Seis ideias para viver bem a aposentadoria

1 – Mantenha o corpo em movimento
A geriatra Niele Moraes e o gerontólogo Rondinei Lima são unânimes: a atividade física é o pilar da saúde na maturidade. Caminhar, dançar, nadar, fazer pilates ou musculação ajuda a manter o equilíbrio, a força e o bom humor. A Organização Mundial da Saúde recomenda 150 minutos de exercício moderado por semana - e o ideal é escolher algo que dê prazer.

2- Redescubra o prazer de aprender
A aposentadoria é o momento ideal para estudar sem pressa. Cursos livres, oficinas culturais, aulas de idiomas ou programas universitários voltados à terceira idade - como a Uniterci, da UFPA - ajudam a manter o cérebro ativo e a autoestima elevada. “É uma oportunidade de se sentir útil e de continuar crescendo”, destaca a geriatra Niele Moraes.

3- Invista em vínculos e convivência
Segundo o psicólogo Manoel de Christo Neto, o isolamento é um dos grandes riscos emocionais da aposentadoria. Participar de grupos comunitários, atividades culturais, religiosas ou de voluntariado é uma forma de reconstruir o pertencimento e criar novos laços sociais. “O aposentado deve ser um agente social, portador de experiência e conhecimento a serviço da coletividade”, diz.

4 – Cultive um hobby ou projeto pessoal
Jardinagem, pintura, costura, culinária, música, teatro ou qualquer outra atividade prazerosa traz bem-estar e propósito. A geriatra Niele Moraes lembra que o lazer e o prazer são parte do cuidado com a saúde mental. “Essas práticas ajudam a equilibrar corpo, mente e emoções”, reforça.

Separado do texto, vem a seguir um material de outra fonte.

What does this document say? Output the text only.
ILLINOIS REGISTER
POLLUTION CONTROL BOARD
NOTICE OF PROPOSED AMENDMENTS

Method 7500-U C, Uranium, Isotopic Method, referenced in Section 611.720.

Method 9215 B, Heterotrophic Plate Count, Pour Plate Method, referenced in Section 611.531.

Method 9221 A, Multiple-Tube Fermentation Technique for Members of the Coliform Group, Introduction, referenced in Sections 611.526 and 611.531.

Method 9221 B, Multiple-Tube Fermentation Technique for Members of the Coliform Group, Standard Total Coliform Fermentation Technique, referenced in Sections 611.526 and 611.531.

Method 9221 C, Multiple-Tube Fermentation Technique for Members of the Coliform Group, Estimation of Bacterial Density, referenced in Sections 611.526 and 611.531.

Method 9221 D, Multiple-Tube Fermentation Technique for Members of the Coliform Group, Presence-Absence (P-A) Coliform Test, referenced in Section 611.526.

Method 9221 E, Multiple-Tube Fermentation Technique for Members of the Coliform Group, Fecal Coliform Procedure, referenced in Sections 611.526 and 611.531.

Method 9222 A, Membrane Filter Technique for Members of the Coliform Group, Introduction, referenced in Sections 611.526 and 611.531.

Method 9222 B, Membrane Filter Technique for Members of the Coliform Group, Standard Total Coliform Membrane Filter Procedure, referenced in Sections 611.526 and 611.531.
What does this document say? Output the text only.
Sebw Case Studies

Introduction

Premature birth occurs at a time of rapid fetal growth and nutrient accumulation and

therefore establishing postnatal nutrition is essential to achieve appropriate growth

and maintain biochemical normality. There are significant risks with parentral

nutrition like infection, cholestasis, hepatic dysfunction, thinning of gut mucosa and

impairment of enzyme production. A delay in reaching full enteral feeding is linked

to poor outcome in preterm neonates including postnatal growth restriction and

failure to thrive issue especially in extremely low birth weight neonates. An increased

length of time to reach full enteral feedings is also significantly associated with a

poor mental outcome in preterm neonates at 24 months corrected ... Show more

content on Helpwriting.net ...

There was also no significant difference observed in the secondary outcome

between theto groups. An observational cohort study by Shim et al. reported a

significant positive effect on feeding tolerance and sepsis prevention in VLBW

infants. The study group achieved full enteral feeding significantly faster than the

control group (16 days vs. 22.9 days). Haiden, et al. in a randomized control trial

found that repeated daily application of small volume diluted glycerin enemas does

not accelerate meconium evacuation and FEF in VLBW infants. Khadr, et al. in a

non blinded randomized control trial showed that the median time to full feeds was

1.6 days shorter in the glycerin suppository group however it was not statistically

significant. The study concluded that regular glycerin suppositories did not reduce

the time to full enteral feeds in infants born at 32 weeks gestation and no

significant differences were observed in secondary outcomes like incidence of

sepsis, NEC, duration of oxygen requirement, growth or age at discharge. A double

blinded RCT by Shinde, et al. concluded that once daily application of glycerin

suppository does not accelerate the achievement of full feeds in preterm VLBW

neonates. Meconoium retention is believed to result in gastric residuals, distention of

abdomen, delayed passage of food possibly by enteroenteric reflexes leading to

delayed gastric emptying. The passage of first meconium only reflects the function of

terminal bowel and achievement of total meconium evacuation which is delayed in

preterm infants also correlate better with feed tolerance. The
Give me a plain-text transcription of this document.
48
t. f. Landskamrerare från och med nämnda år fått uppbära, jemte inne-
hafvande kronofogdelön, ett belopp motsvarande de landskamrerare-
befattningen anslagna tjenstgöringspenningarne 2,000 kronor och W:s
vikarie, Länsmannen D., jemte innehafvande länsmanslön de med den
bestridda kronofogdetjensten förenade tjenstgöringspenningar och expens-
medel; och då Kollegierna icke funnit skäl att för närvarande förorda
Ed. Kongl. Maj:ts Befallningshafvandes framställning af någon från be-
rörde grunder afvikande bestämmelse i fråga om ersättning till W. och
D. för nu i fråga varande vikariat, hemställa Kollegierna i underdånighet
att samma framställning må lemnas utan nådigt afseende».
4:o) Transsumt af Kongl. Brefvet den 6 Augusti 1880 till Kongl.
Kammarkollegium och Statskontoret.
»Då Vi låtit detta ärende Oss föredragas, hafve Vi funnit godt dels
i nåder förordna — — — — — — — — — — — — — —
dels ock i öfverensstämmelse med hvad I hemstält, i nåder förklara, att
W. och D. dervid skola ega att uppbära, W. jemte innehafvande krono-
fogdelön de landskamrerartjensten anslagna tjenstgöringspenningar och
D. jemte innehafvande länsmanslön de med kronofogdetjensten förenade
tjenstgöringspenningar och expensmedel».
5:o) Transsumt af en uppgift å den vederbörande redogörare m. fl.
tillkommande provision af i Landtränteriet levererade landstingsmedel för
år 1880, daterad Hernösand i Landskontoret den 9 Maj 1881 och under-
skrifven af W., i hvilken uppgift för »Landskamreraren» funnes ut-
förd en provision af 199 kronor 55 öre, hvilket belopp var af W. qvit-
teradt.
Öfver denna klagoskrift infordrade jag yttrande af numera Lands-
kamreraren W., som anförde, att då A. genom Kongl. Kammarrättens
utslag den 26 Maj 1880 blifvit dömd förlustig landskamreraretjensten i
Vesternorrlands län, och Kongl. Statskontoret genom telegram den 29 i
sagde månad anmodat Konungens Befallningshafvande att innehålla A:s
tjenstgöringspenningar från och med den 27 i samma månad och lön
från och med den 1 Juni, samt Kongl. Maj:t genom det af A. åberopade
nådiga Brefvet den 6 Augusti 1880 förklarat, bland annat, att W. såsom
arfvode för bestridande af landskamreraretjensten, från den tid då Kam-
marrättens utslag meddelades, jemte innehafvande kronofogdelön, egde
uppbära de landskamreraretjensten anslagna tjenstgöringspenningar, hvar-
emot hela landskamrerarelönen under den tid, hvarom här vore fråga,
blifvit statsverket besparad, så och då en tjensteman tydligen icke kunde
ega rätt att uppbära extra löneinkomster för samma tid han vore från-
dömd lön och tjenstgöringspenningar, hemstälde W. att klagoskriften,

5 -Cuide da saúde - e da prevenção
A aposentadoria é também um convite à atenção redobrada com o corpo. Exames de rotina, vacinação atualizada e acompanhamento médico regular ajudam a manter a autonomia e evitar doenças. “O objetivo não é apenas detectar problemas, mas prevenir e preservar o equilíbrio global”, diz Niele Moraes.

6 – Reorganize o tempo e redescubra o propósito
Como ressalta o psicólogo Manoel de Christo, é fundamental reaprender a lidar com o tempo livre. Isso significa não apenas preencher o dia, mas dar novo sentido à vida. Planejar pequenas metas, viagens, projetos solidários ou momentos de lazer cotidiano ajuda a manter o entusiasmo. “A aposentadoria não deve ser vista como fim, e sim como libertação das amarras do mercado”, resume o especialista.